I couldn’t see her anywhere so, I called her name and was surprised when she didn’t come running back to me. I turned the corner to go up the street at the end of the parking lot. She was no where in sight. I was perplexed. I’d only seen her bolt once in fright before and I imagined that is what happened this time. Yet, certainly after running the length of the parking lot she would have stopped. Maybe when she slowed down she caught the smell of something good…
Anyway, I spent an hour walking around the neighborhood calling her name and an additional half hour driving in a wider circle through the neighboring streets. The whole time I was monitoring my thoughts and emotions. I noticed that I was perturbed with the man that had scared her and I had a tendency to blame him for my predicament. However, I was also aware that I could just as easily blame myself for leaving her unattended. Parallel to these thoughts, I held the knowledge that correct view is that neither one of these things was responsible for my situation. Buddhist correct view claims that this situation was a result of my previous thoughts and actions and that those thoughts and actions must be similar in nature to my current predicament.
Approaching a situation with correct view and mindfulness can serve to prevent a recurrence of unpleasant circumstances. So I continued to monitor my thoughts and feelings and refused to be a slave to them.
Early on in the adventure I had an automatic thought about how I was losing sleep and needed to get up early in the morning to go back to work. I felt a fleeting moment of desperation and the need to rush to find the dog. I analyzed that impulse and easily dispersed it by telling myself that I could handle a sleepless night and that I need not be in any hurry. Life is not in the future, it is in the moment.

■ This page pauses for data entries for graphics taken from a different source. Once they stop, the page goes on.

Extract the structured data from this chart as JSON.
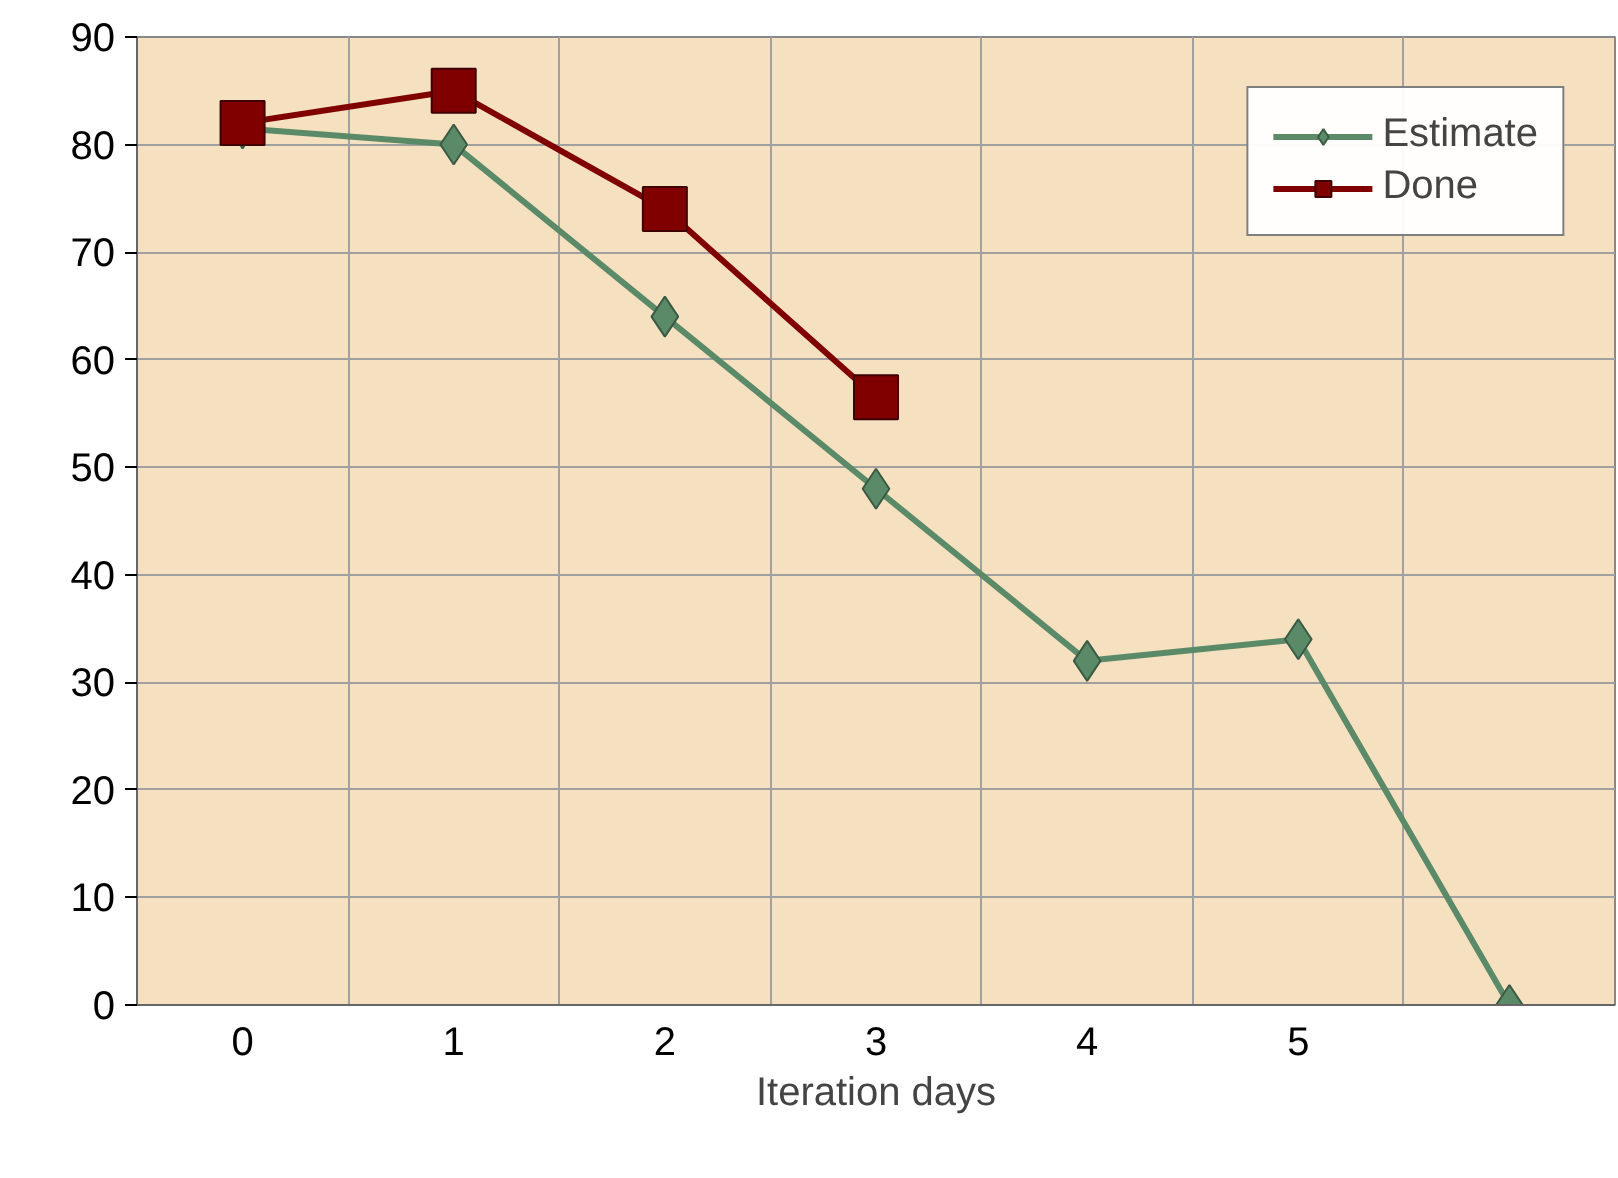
{
  "chart_data": {
    "type": "line",
    "xlabel": "Iteration days",
    "categories": [
      "0",
      "1",
      "2",
      "3",
      "4",
      "5",
      null
    ],
    "series": [
      {
        "name": "Estimate",
        "color": "#5b8a68",
        "marker": "diamond",
        "values": [
          81.5,
          80,
          64,
          48,
          32,
          34,
          0
        ]
      },
      {
        "name": "Done",
        "color": "#800000",
        "marker": "square",
        "values": [
          82,
          85,
          74,
          56.5,
          null,
          null,
          null
        ]
      }
    ],
    "ylim": [
      0,
      90
    ],
    "yticks": [
      0,
      10,
      20,
      30,
      40,
      50,
      60,
      70,
      80,
      90
    ],
    "grid": true,
    "legend": "top right",
    "line_style": "solid"
  }
}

The mind has a tendency to get ahead of itself and make up a story. For instance, I imagined Chispa scared, confused, and cold or perhaps dying by the side of the road in the shadows. I could feel the mind trying to make up a story in order to figure out where she was. It took some awareness and discipline not to allow these stories to become real. Yes, it was a possibility that I would never see Chispa again, but in the present I was simply without my dog. That was a circumstance that happened all the time. I am often without my dog.
I was able to stay remarkably calm. This ability is evidence of a strong mindfulness practice. I was acting and not reacting. Since peace is my spiritual goal, I am always pleased when I am able to see the fruits of my practice. I reminded myself of Master Shantideva’s advice:
If there is nothing you can do about it, why get upset?
If there is something you can do about it, why get upset?
I was doing what I could. I knew that I would not be able to rest without a thorough search. I also knew that I would not be able to sleep at home with Chispa still at large. Once, I had satisfied my need to comb the neighborhood I left Chispa a blanket in my parking spot, went home, packed my food for the next day, grabbed my sleeping bag and headed back.
I had expected to find her waiting for me in her blanket, but she was not there when I returned. I set up my bed in the minivan and lay down to sleep. I checked in with myself and acknowledged my feelings of loss. In my mind’s eye I could see her running up all wiggly and I longed to see her again. I imagined I never would and the story got the best of me. I released by feelings with tears and was unable to let her go in that moment. I sat back up and looking in the direction she had run off, I willed her to come back. After what seemed like forever, I was able to convince myself to let her go and lay back to sleep. I replaced the story that was playing in my mind with a prayer and was quickly asleep.
Just before 2 am she scratched on the car door. Without much fanfare I let her in and we drove back home. She seemed warm and content. Whatever her story was, she was tight lipped.